El resto de los Humvee lo seguían a corta distancia, cada uno de ellos examinando la cornisa asignada. Azul Uno avanzó poderosamente, ascendiendo otros veinte metros hasta alcanzar la cornisa más alta, un estrato de rocas curvo que sobresalía de la escarpada ladera.
El Hummer giró hacia el reborde de roca plano. A la izquierda se mecían las copas de los árboles similares a palmeras que se elevaban desde el estrato inferior. A la derecha se alzaba una pared de piedra que la cornisa abrazaba, curvándose al llegar a un recodo y perdiéndose de vista más adelante. Por encima de ese acantilado de unos diez metros, los campos verdes se elevaban sin solución de continuidad hasta el reborde de la isla.
Un árbol caído les impedía continuar avanzando por la cornisa.
Cane intentó pasar por encima del tronco, pero era demasiado grueso, demasiado incluso para que los mattracks pudieran superarlo. Parecía más el cuello de Godzilla que el tronco de un árbol.
– Es la cutícula exterior de un artrópodo gigante -explicó el doctor Cato-. Los árboles, de hecho, están relacionados con los bichos voladores de la isla.
– ¡Dios mío! -exclamó Thatcher.
– Parece como si un desprendimiento de rocas lo hubiera traído hasta aquí. -Geoffrey señaló hacia un trozo rocoso que faltaba del risco unos metros más arriba-. ¿Esta isla es muy inestable?
– Sí. Ha habido bastante actividad sísmica -dijo Nell.
Cane apagó el motor y todos oyeron algo tan incongruente que, al principio, no pudieron identificarlo: eran los ladridos de un perro.
– ¿Qué diablos es eso? -dijo Cane.
Un bull terrier apareció en la cornisa desde el otro lado del risco, ladrando salvajemente. Luego se volvió y desapareció detrás del recodo.
– ¡Copey! -gritó Nell.
– ¡No me lo puedo creer! -dijo Zero mientras afirmaba la mano sobre la cámara.
El bull terrier volvió a salir corriendo desde el recodo del risco, ladrando furiosamente, y luego se alejó hasta perderse de vista.
Nell apretó el hombro de Cane.
– Está tratando de que lo sigamos. ¡Vamos!
Cane intentó pasar una vez más por encima del tronco, pero luego detuvo el vehículo meneando la cabeza.

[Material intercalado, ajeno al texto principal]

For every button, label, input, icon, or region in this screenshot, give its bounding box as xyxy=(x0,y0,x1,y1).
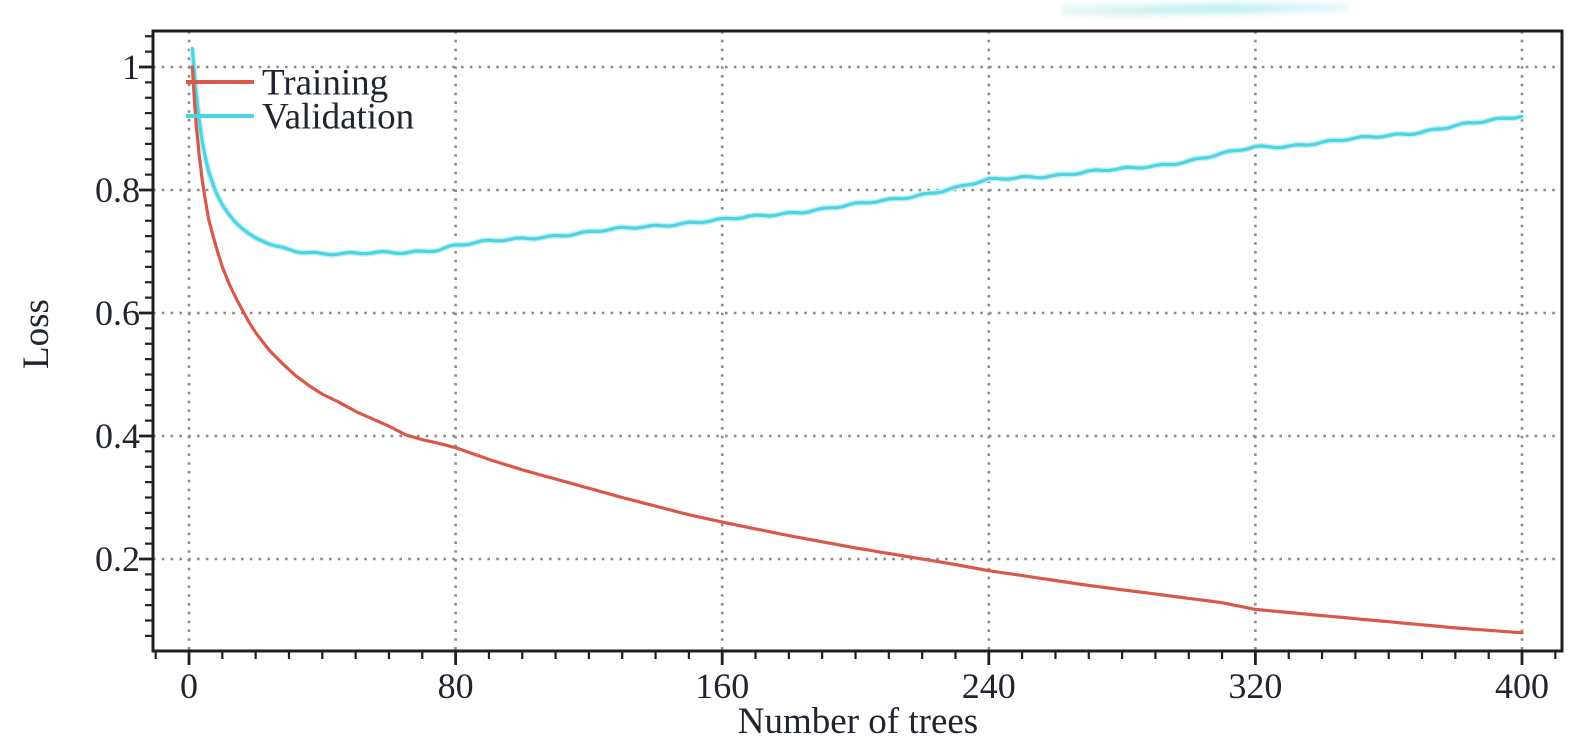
grid-layer xyxy=(153,31,1562,651)
validation-curve-halo xyxy=(189,48,1523,258)
training-curve xyxy=(190,65,1524,635)
legend-label-validation: Validation xyxy=(262,97,414,138)
validation-curve xyxy=(190,46,1524,257)
x-tick-label-160: 160 xyxy=(695,666,749,706)
x-axis-label: Number of trees xyxy=(738,701,978,742)
y-axis-label: Loss xyxy=(16,299,57,369)
legend-label-training: Training xyxy=(262,63,388,104)
y-tick-label-1: 1 xyxy=(122,47,140,87)
x-tick-label-240: 240 xyxy=(962,666,1016,706)
curve-layer xyxy=(189,46,1524,635)
tick-label-layer: 0 80 160 240 320 400 0.2 0.4 0.6 0.8 1 xyxy=(95,47,1549,706)
y-tick-label-0.6: 0.6 xyxy=(95,293,140,333)
x-tick-label-400: 400 xyxy=(1495,666,1549,706)
x-tick-label-0: 0 xyxy=(180,666,198,706)
y-tick-label-0.2: 0.2 xyxy=(95,539,140,579)
y-tick-label-0.4: 0.4 xyxy=(95,416,140,456)
plot-frame xyxy=(151,29,1564,653)
legend: Training Validation xyxy=(186,63,414,138)
x-tick-label-80: 80 xyxy=(438,666,474,706)
x-tick-label-320: 320 xyxy=(1228,666,1282,706)
y-tick-label-0.8: 0.8 xyxy=(95,170,140,210)
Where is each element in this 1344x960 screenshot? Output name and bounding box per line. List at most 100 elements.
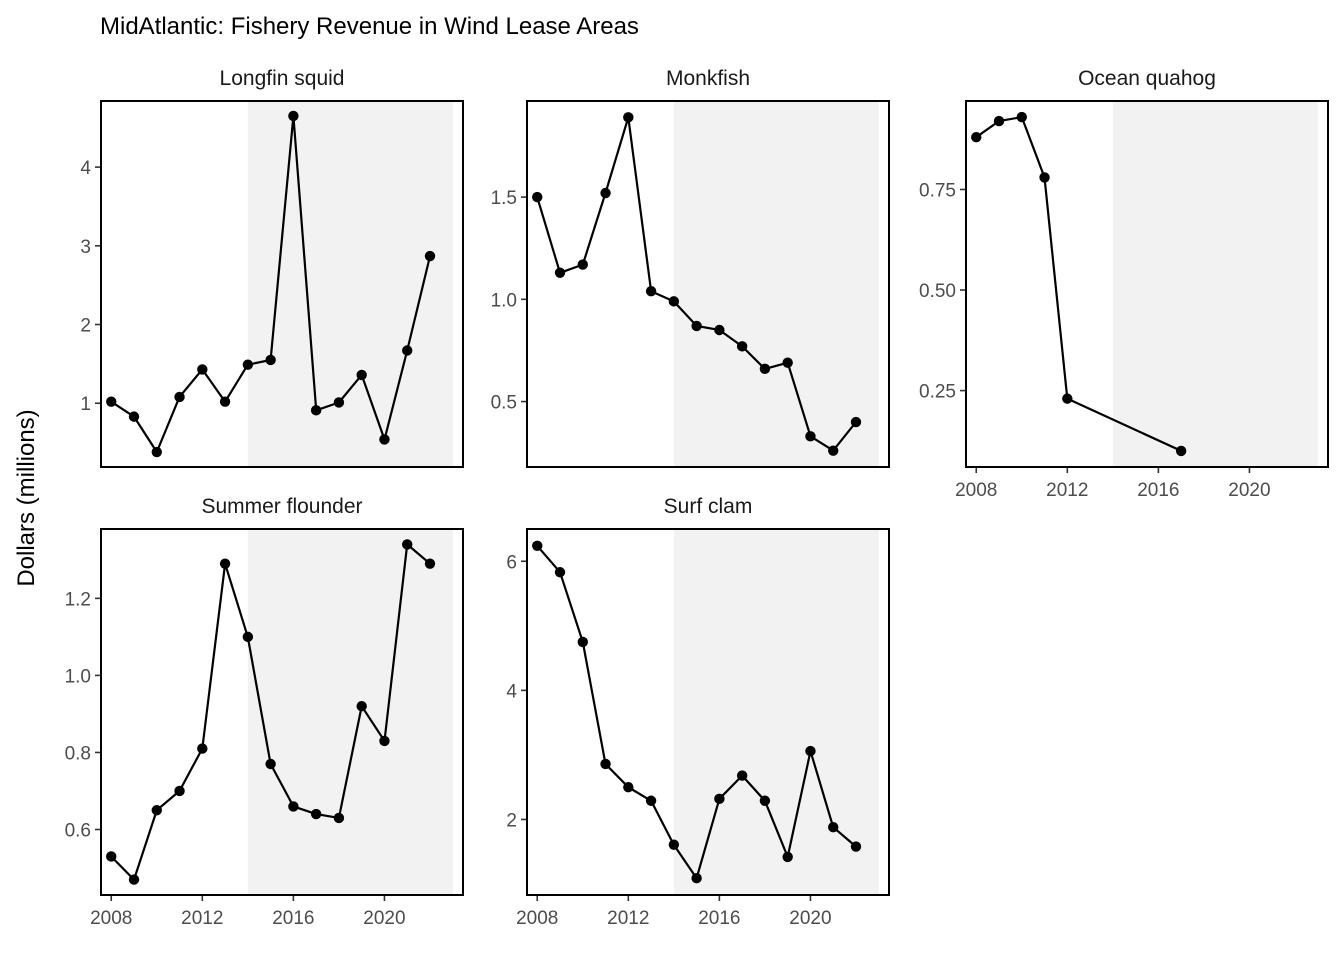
x-tick-label: 2012 bbox=[607, 908, 649, 929]
data-point bbox=[759, 795, 771, 806]
y-tick-label: 2 bbox=[506, 810, 517, 831]
data-point bbox=[310, 405, 322, 416]
data-point bbox=[219, 558, 231, 569]
panel-title: Summer flounder bbox=[201, 495, 362, 518]
data-point bbox=[197, 364, 208, 375]
data-point bbox=[1175, 445, 1187, 457]
chart-title: MidAtlantic: Fishery Revenue in Wind Lea… bbox=[100, 13, 639, 40]
data-point bbox=[151, 805, 162, 816]
y-tick-label: 0.5 bbox=[491, 393, 517, 414]
panel-frame bbox=[526, 528, 890, 896]
x-tick-label: 2020 bbox=[363, 908, 405, 929]
y-tick-label: 0.25 bbox=[919, 382, 956, 403]
data-point bbox=[265, 354, 276, 366]
data-point bbox=[532, 540, 543, 551]
panel-title: Longfin squid bbox=[220, 67, 345, 90]
data-point bbox=[600, 187, 611, 199]
x-tick-label: 2020 bbox=[1228, 480, 1270, 501]
data-point bbox=[828, 822, 839, 833]
y-tick-label: 4 bbox=[80, 158, 91, 179]
data-point bbox=[600, 758, 611, 770]
panel-title: Surf clam bbox=[664, 495, 753, 518]
shaded-period bbox=[247, 101, 453, 467]
shaded-period bbox=[673, 529, 879, 895]
data-point bbox=[691, 873, 702, 884]
y-tick-label: 0.6 bbox=[65, 821, 91, 842]
data-point bbox=[402, 539, 413, 550]
data-point bbox=[714, 793, 725, 805]
y-tick-label: 0.8 bbox=[65, 743, 91, 764]
data-point bbox=[759, 363, 771, 375]
data-point bbox=[532, 191, 543, 203]
x-tick-label: 2012 bbox=[1046, 480, 1088, 501]
data-point bbox=[554, 267, 566, 278]
y-tick-label: 1.0 bbox=[65, 666, 91, 687]
panel-frame bbox=[100, 528, 464, 896]
data-point bbox=[128, 411, 140, 422]
y-tick-label: 1.2 bbox=[65, 589, 91, 610]
data-point bbox=[288, 110, 299, 122]
y-tick-label: 3 bbox=[80, 237, 91, 258]
data-point bbox=[736, 341, 748, 352]
facet-panels: Longfin squid 1 2 3 4 Monkfish 0.5 1.0 1.5 Ocean … bbox=[65, 67, 1329, 929]
data-point bbox=[424, 250, 436, 262]
x-tick-label: 2016 bbox=[698, 908, 740, 929]
panel-ocean-quahog: Ocean quahog 0.25 0.50 0.75 2008 2012 2016 2020 bbox=[919, 67, 1329, 501]
data-point bbox=[1062, 393, 1073, 404]
data-point bbox=[805, 431, 816, 442]
x-tick-label: 2008 bbox=[516, 908, 558, 929]
data-point bbox=[106, 851, 117, 862]
data-point bbox=[333, 397, 345, 408]
data-point bbox=[128, 874, 140, 885]
data-point bbox=[379, 735, 390, 747]
shaded-period bbox=[673, 101, 879, 467]
data-point bbox=[356, 369, 367, 381]
data-point bbox=[424, 558, 436, 569]
panel-surf-clam: Surf clam 2 4 6 2008 2012 2016 2020 bbox=[506, 495, 890, 929]
panel-title: Monkfish bbox=[666, 67, 750, 90]
data-point bbox=[1039, 172, 1050, 183]
data-point bbox=[288, 801, 299, 812]
data-point bbox=[850, 841, 862, 852]
x-tick-label: 2012 bbox=[181, 908, 223, 929]
data-point bbox=[623, 112, 634, 123]
y-tick-label: 1.5 bbox=[491, 188, 517, 209]
data-point bbox=[1016, 111, 1027, 123]
y-tick-label: 0.50 bbox=[919, 281, 956, 302]
data-point bbox=[356, 701, 367, 712]
y-tick-label: 1 bbox=[80, 394, 91, 415]
panel-title: Ocean quahog bbox=[1078, 67, 1216, 90]
data-point bbox=[828, 445, 839, 456]
panel-frame bbox=[965, 100, 1329, 468]
x-tick-label: 2008 bbox=[90, 908, 132, 929]
data-point bbox=[577, 636, 588, 648]
data-point bbox=[197, 743, 208, 754]
data-point bbox=[577, 259, 588, 270]
data-point bbox=[668, 296, 680, 307]
data-point bbox=[151, 446, 162, 458]
data-point bbox=[310, 808, 322, 820]
data-point bbox=[645, 285, 657, 297]
data-point bbox=[850, 416, 862, 428]
x-tick-label: 2016 bbox=[1137, 480, 1179, 501]
data-point bbox=[379, 434, 390, 445]
data-point bbox=[805, 745, 816, 757]
y-tick-label: 4 bbox=[506, 681, 517, 702]
data-point bbox=[242, 631, 254, 643]
data-point bbox=[691, 320, 702, 332]
data-point bbox=[623, 782, 634, 793]
data-point bbox=[554, 567, 566, 578]
y-tick-label: 1.0 bbox=[491, 290, 517, 311]
y-axis-label: Dollars (millions) bbox=[13, 409, 40, 586]
panel-frame bbox=[526, 100, 890, 468]
data-point bbox=[219, 396, 231, 407]
x-tick-label: 2016 bbox=[272, 908, 314, 929]
data-point bbox=[402, 345, 413, 356]
shaded-period bbox=[1112, 101, 1318, 467]
x-tick-label: 2020 bbox=[789, 908, 831, 929]
data-point bbox=[333, 812, 345, 824]
data-point bbox=[174, 391, 185, 403]
y-tick-label: 6 bbox=[506, 552, 517, 573]
y-tick-label: 0.75 bbox=[919, 180, 956, 201]
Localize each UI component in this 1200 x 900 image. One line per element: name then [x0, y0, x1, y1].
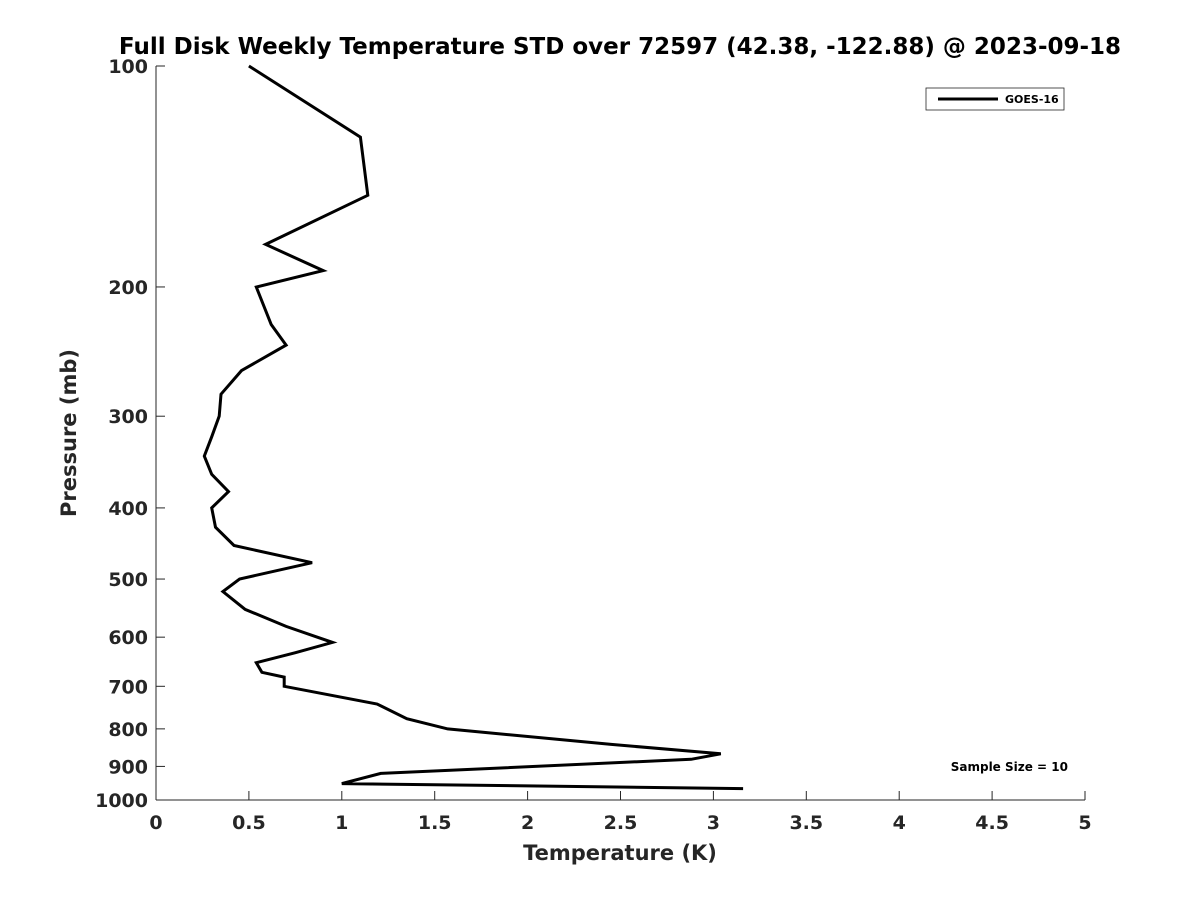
- x-tick-label: 1: [335, 812, 348, 834]
- chart-title: Full Disk Weekly Temperature STD over 72…: [119, 34, 1121, 60]
- y-tick-label: 1000: [95, 790, 148, 812]
- y-tick-label: 200: [108, 277, 148, 299]
- x-tick-label: 4: [893, 812, 906, 834]
- y-tick-label: 300: [108, 406, 148, 428]
- x-tick-label: 4.5: [975, 812, 1009, 834]
- y-tick-label: 500: [108, 569, 148, 591]
- x-tick-label: 5: [1078, 812, 1091, 834]
- y-tick-label: 700: [108, 676, 148, 698]
- x-tick-label: 3: [707, 812, 720, 834]
- x-ticks: 0 0.5 1 1.5 2 2.5 3 3.5 4 4.5 5: [149, 791, 1092, 834]
- x-tick-label: 0.5: [232, 812, 266, 834]
- y-ticks: 100 200 300 400 500 600 700 800 900 1000: [95, 56, 165, 812]
- y-tick-label: 900: [108, 756, 148, 778]
- sample-size-annotation: Sample Size = 10: [951, 760, 1068, 774]
- x-tick-label: 2: [521, 812, 534, 834]
- x-tick-label: 1.5: [418, 812, 452, 834]
- legend-label: GOES-16: [1005, 93, 1059, 106]
- y-tick-label: 400: [108, 498, 148, 520]
- y-tick-label: 800: [108, 719, 148, 741]
- y-tick-label: 600: [108, 627, 148, 649]
- legend: GOES-16: [925, 87, 1065, 111]
- x-tick-label: 2.5: [604, 812, 638, 834]
- x-tick-label: 3.5: [789, 812, 823, 834]
- y-axis-label: Pressure (mb): [57, 349, 81, 517]
- series-line-goes-16: [202, 64, 744, 791]
- series-layer: [202, 64, 744, 791]
- x-axis-label: Temperature (K): [523, 841, 717, 865]
- y-tick-label: 100: [108, 56, 148, 78]
- x-tick-label: 0: [149, 812, 162, 834]
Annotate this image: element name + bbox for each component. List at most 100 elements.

– No podemos pasar por encima de ese árbol con el Hummer. Y de ninguna manera abandonaremos el vehículo. No con la selva tan cerca de nosotros.
– ¡Alguien nos hizo señales y necesita ayuda, sargento! ¡Si Copey pudo sobrevivir aquí, nosotros también podremos hacerlo!
– Imposible. Yo no pienso salir ahí fuera.
– Zero -dijo Nell-, tú conseguiste sobrevivir. ¿Podríamos correr de prisa, echar un vistazo al otro lado del recodo y luego regresar?
Zero frunció el ceño.
– ¿Tenemos armas?
– Superremojadores -respondió Cane. Se produjo un momento de silencio-. Es verdad. Están llenos de agua salada. Y si abandonan el Hummer tendrán que calzarse botas estériles. Están en esos paquetes. Antes de volver a entrar en el Hummer, quítenselas y arrójenlas bien lejos. -El sargento miró a Nell y meneó la cabeza-. Pero este asunto no me gusta nada. Esa selva está demasiado cerca de nosotros.